Bağla Beni bizzat kaçırma olayını parodiye dönüştürerek, yönetmenin olası fantezilerini filmden soyutlar. Adeta film seyirciye olup bitenleri ciddiye almamasını öğütler. Parodinin işlevi, yönetmeni filmiyle bütünleştirmek değil, tersine ona ironik bir mesafe ile bakıldığını ima etmektir. Parodik anlatımın ön plana çıkartılması Almadovar'ın yazarlığının da altını çizen bir öğedir. Öte yandan Bağla Beni'de öyle anlar vardır ki parodik anlatım yiter ve film kendini ciddiye almaya başlar. Böylesi anlarda parodinin, yönetmeni temize çıkarma işlevi biter ve fantasmasını örten maske düşer. Daha önce belirttiğim gibi, Mavi Mavi-de bu tür bir parodi gözükmez. Tam tersine olaylar tümüyle ciddiye alınmış-tır. Burada kişisel onur ve ahlaki değerler, kaçırma olayını meşrulaştırıyor. Olayların sunuluş biçimi alternatif bir metin ile parodileştirilmiyor. Daha da ileri giderek Mavi Mavi'nin yönetmeninin film ile tümden özdeşleştiğini söylemek olası. Tatlıses'in diğer filmleri ve şarkıları ile pekişmiş imajı kendisinin de aynı şeyi yapabileceği izlenimini verir. Mavi Mavi'nin en ilginç özelliği, Tatlıses'i hem gecekondu mahalleri arasında mekik dokuyan yoksul ama onurlu bir minibüs şoförü olarak, hem de film ötesi, "sınıf atlamış", popüler bir şarkıcı olarak aynı anda mitleştirmesi….

Mavi Mavi'nin anlatımı bir yanda müzikal türünün anlatım özellikleriyle, diğer yanda Yılmaz Güney sineması uzantısı yoksul mahallelerin çıplak gerçeğini ön plana çıkaran, bir fotoğrafik anlatıma dayalı, zengin ve fakir yaşamı çelişkileri ile gösteren "gerçekçi" sinemanın harmanlanmasıdır….

Başlangıcında Mavi Mavi iki uç kültür ve sınıfa ait iki bebeği paralel kurgu ile gösteriyor. Birini gecekondu mahallerinde büyürken, diğerini de sayfiye yerlerinde ve plajlarda görüyoruz. Büyüdüklerinde biri toples güneşleniyor, diğeri de Aksaray'da minibüsçülerin arasında yaşıyor. Çocuklar bir taraftan büyürken, bu mekanlar sınıfsal göstergelere dönüşerek film boyunca leitmotif (laytmotif) olarak işlevlerini sürdürürler.
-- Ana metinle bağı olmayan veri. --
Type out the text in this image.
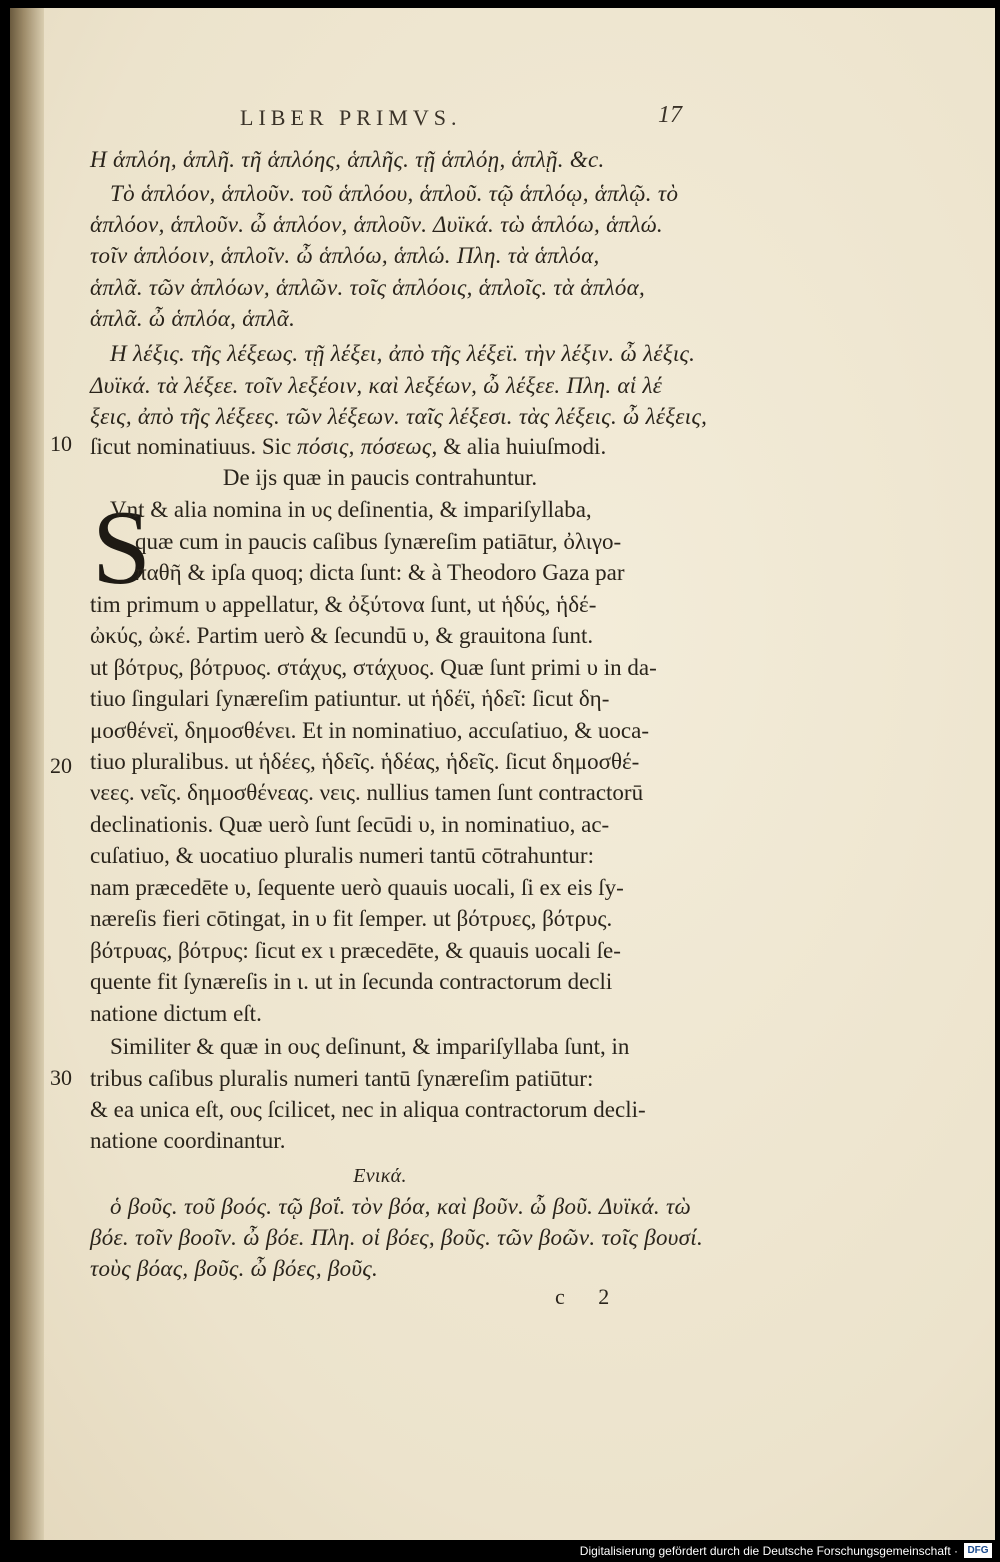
LIBER PRIMVS.	17
10
20
30
Η ἁπλόη, ἁπλῆ. τῆ ἁπλόης, ἁπλῆς. τῇ ἁπλόῃ, ἁπλῇ. &c.
Τὸ ἁπλόον, ἁπλοῦν. τοῦ ἁπλόου, ἁπλοῦ. τῷ ἁπλόῳ, ἁπλῷ. τὸ
ἁπλόον, ἁπλοῦν. ὦ ἁπλόον, ἁπλοῦν. Δυϊκά. τὼ ἁπλόω, ἁπλώ.
τοῖν ἁπλόοιν, ἁπλοῖν. ὦ ἁπλόω, ἁπλώ. Πλη. τὰ ἁπλόα,
ἁπλᾶ. τῶν ἁπλόων, ἁπλῶν. τοῖς ἁπλόοις, ἁπλοῖς. τὰ ἁπλόα,
ἁπλᾶ. ὦ ἁπλόα, ἁπλᾶ.
Η λέξις. τῆς λέξεως. τῇ λέξει, ἀπὸ τῆς λέξεϊ. τὴν λέξιν. ὦ λέξις.
Δυϊκά. τὰ λέξεε. τοῖν λεξέοιν, καὶ λεξέων, ὦ λέξεε. Πλη. αἱ λέ
ξεις, ἀπὸ τῆς λέξεες. τῶν λέξεων. ταῖς λέξεσι. τὰς λέξεις. ὦ λέξεις,
ſicut nominatiuus. Sic πόσις, πόσεως, & alia huiuſmodi.
De ijs quæ in paucis contrahuntur.
S
Vnt & alia nomina in υς deſinentia, & impariſyllaba,
quæ cum in paucis caſibus ſynæreſim patiātur, ὀλιγο-
παθῆ & ipſa quoq; dicta ſunt: & à Theodoro Gaza par
tim primum υ appellatur, & ὀξύτονα ſunt, ut ἡδύς, ἡδέ-
ὠκύς, ὠκέ. Partim uerò & ſecundū υ, & grauitona ſunt.
ut βότρυς, βότρυος. στάχυς, στάχυος. Quæ ſunt primi υ in da-
tiuo ſingulari ſynæreſim patiuntur. ut ἡδέϊ, ἡδεῖ: ſicut δη-
μοσθένεϊ, δημοσθένει. Et in nominatiuo, accuſatiuo, & uoca-
tiuo pluralibus. ut ἡδέες, ἡδεῖς. ἡδέας, ἡδεῖς. ſicut δημοσθέ-
νεες. νεῖς. δημοσθένεας. νεις. nullius tamen ſunt contractorū
declinationis. Quæ uerò ſunt ſecūdi υ, in nominatiuo, ac-
cuſatiuo, & uocatiuo pluralis numeri tantū cōtrahuntur:
nam præcedēte υ, ſequente uerò quauis uocali, ſi ex eis ſy-
næreſis fieri cōtingat, in υ fit ſemper. ut βότρυες, βότρυς.
βότρυας, βότρυς: ſicut ex ι præcedēte, & quauis uocali ſe-
quente fit ſynæreſis in ι. ut in ſecunda contractorum decli
natione dictum eſt.
Similiter & quæ in ους deſinunt, & impariſyllaba ſunt, in
tribus caſibus pluralis numeri tantū ſynæreſim patiūtur:
& ea unica eſt, ους ſcilicet, nec in aliqua contractorum decli-
natione coordinantur.
Ενικά.
ὁ βοῦς. τοῦ βοός. τῷ βοΐ. τὸν βόα, καὶ βοῦν. ὦ βοῦ. Δυϊκά. τὼ
βόε. τοῖν βοοῖν. ὦ βόε. Πλη. οἱ βόες, βοῦς. τῶν βοῶν. τοῖς βουσί.
τοὺς βόας, βοῦς. ὦ βόες, βοῦς.
c 2
Digitalisierung gefördert durch die Deutsche Forschungsgemeinschaft · DFG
Bu sahneler aynı zamanda erkek ve kız çocuğunun ilerde buluşacak da olsalar farklılıklarının ciddi bir engel oluşturacağını ima ediyor.

Öte yandan, Bağla Beni karakterlerini sınıf farklılıkları içinde göstermez. Aslında hem Rick hem de Marina işçi sınıfi kökenlidir. kız Rick'in çocukluğu önce yetimler yurdunda sonra da akıl hastanesinde geçerken Marina pavyonlarda, ucuz seks filmlerinde oyuncu olarak yetişmiştir. Dolayısıyla sınıfsal uyumluluk bu filmde belirleyici rolü oynamaktadır. Buna karşılık daha farklı bir etken Bağla Beni'de karşıtları karşı karşıya getirmiştir. Yalnızlık, yitirilen değerler ve iş ahlakı ile aile kurmak, çoluğa çocuğa karışmak ve saygın bir iş sahibi olmak gibi arzular karşı karşıya konmuştur. Dolayısıyla, filmin beklenen finalinde iki karakter aynı değerler şemsiyesi altında birleşiyor ve bunu mutluluğun temeli olarak görüyorlar.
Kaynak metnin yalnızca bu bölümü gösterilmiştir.